Que se passera-t-il au-delà de 2025, si le scénario du retrait de l'État et de France compétences se confirme ? Combien de contrats d'apprentissage le CNFPT sera-t-il en mesure de financer ? “Faites le calcul : entre 5 et 6 000", tranche Belkacem Mehaddi. “Réduire l'apprentissage au seul financement du CNFPT est une hérésie. Ce n'est pas la nature même de notre établissement", renchérit Jean-Michel Weiss.

 

Critères nécessaires

Afin de réguler les demandes des collectivités territoriales en contrats d'apprentissage, et de maîtriser les dépenses, le CNFPT a établi une liste de critères. Premièrement, pour bénéficier d'un financement de sa part, elles doivent se manifester lors d'un recensement (il s'est déroulé du 22 janvier au 22 mars 2024), préciser sur quel métier elles souhaitent recruter un apprenti et à quel niveau de diplôme. Ensuite, seront prioritaires les collectivités se positionnant sur un métier en tension (administrateurs réseau, par exemple).

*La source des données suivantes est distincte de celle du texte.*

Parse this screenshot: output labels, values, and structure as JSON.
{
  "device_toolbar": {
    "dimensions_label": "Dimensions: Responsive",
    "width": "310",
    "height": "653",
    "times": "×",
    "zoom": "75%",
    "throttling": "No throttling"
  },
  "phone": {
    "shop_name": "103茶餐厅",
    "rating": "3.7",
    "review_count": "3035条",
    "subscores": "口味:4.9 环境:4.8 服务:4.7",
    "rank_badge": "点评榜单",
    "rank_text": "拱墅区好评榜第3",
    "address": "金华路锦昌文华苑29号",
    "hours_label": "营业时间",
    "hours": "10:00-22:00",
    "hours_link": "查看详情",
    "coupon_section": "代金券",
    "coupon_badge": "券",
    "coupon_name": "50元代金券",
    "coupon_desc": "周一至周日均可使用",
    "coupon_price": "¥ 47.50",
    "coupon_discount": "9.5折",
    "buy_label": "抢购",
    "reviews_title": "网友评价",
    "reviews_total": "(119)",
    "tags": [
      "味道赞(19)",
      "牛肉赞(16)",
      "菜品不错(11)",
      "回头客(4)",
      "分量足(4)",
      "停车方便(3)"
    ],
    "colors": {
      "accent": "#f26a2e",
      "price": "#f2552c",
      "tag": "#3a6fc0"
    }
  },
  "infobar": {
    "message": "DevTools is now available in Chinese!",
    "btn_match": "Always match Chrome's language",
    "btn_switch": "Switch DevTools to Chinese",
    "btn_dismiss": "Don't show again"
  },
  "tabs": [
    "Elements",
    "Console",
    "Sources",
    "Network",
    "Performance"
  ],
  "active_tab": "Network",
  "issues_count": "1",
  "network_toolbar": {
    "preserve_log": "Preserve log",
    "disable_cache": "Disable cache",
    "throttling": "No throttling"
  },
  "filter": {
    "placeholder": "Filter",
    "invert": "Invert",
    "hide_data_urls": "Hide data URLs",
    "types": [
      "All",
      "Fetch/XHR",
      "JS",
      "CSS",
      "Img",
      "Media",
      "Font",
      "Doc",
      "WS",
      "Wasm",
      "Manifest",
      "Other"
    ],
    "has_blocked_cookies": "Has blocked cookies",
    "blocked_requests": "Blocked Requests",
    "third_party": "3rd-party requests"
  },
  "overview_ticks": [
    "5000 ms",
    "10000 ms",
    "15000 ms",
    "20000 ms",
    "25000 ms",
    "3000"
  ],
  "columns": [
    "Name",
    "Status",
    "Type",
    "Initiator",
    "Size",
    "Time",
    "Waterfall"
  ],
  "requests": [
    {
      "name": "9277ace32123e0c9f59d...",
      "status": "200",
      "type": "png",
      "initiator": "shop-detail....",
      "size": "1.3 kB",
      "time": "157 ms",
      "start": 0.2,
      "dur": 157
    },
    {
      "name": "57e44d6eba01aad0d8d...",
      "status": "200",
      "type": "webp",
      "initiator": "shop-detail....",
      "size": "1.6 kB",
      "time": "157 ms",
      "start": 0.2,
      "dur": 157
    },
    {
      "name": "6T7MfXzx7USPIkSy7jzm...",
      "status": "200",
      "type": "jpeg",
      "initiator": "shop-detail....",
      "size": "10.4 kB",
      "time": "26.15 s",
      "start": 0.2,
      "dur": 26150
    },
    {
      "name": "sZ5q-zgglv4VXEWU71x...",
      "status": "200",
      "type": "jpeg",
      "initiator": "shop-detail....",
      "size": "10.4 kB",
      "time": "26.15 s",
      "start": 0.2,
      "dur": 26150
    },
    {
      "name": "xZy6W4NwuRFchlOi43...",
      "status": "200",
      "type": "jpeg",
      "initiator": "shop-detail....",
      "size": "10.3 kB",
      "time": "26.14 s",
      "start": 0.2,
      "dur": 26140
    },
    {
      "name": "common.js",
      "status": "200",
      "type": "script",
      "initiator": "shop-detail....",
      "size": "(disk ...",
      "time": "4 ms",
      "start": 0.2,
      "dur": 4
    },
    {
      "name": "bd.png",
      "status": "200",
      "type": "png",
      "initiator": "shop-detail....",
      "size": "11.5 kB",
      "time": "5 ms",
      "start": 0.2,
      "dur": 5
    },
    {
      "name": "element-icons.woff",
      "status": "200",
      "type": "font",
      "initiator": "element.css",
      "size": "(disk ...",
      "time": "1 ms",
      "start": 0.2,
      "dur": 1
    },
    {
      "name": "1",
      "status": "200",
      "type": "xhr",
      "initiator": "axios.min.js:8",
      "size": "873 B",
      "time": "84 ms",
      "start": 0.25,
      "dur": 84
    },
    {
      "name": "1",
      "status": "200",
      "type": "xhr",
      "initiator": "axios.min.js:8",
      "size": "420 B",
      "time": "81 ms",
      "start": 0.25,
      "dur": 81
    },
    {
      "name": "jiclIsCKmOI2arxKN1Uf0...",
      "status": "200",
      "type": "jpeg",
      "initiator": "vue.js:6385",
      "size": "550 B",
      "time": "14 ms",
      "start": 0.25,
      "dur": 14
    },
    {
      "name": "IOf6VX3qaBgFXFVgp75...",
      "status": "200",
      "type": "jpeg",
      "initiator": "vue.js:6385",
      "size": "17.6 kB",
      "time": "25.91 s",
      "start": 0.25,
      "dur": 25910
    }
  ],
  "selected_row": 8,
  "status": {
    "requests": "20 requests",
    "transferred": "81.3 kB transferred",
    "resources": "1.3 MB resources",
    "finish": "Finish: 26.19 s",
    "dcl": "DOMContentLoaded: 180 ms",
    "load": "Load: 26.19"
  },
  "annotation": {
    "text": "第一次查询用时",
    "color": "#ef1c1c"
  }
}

Si, malgré tout, les demandes dépassent les finances du CNFPT, “nous mettrons en place un critère de régulation arithmétique en fonction de l'effectif de la collectivité. Une proportionnalité ou un plafonnement, à définir", prévient Belkacem Mehaddi.

 

Fuite des cerveaux

Au-delà de la dimension financière, Jean-Michel Weiss pointe un autre problème : la difficulté pour les collectivités de conserver leurs apprentis. “Un grand nombre ne deviendront jamais des fonctionnaires territoriaux, souffle-t-il. Leur profil aurait évolué avec le temps. “L'apprentissage ne se résume plus au BEP-CAP. On se trouve avec des niveaux bien supérieurs, qu'on a pris le temps de former et qui partent ailleurs." Belkacem Mehaddi cite les chiffres de niveau de diplôme pour 2022, pour les contrats financés par le CNFPT : “CAP-BEP (niveau 3) : 28,3 % ; bac (niveau 4) : 17,8 % ; Deug-BTS-DUT-Deust : 13,6 % ; licence professionnelle-maîtrise : 22 % ; master et diplôme d'ingénieur : 17 %."

 

Equité privé-public

Quelles solutions restent-ils au CNFPT pour affronter le dossier de l'apprentissage après 2025 ? L'hypothèse d'une hausse de la cotisation des 0,1 %, ou d'un financement par les collectivités de leur contrat, est-elle tenable ? “Cette question est éminemment politique et ne m'appartient pas", rappelle le directeur général adjoint du CNFPT.

Jean-Michel Weiss demande, quant à lui, “une équité de traitement entre les apprentis du public et du privé". Avant de rappeler le montant de l'aide à laquelle peut prétendre une entreprise dans le cadre du recrutement d'un apprenti : 6 000 euros, pour la première année, si moins de 30 ans.

Alimentée par une cotisation de la part des collectivités, calculée à hauteur de 0,9 % de leur masse salariale.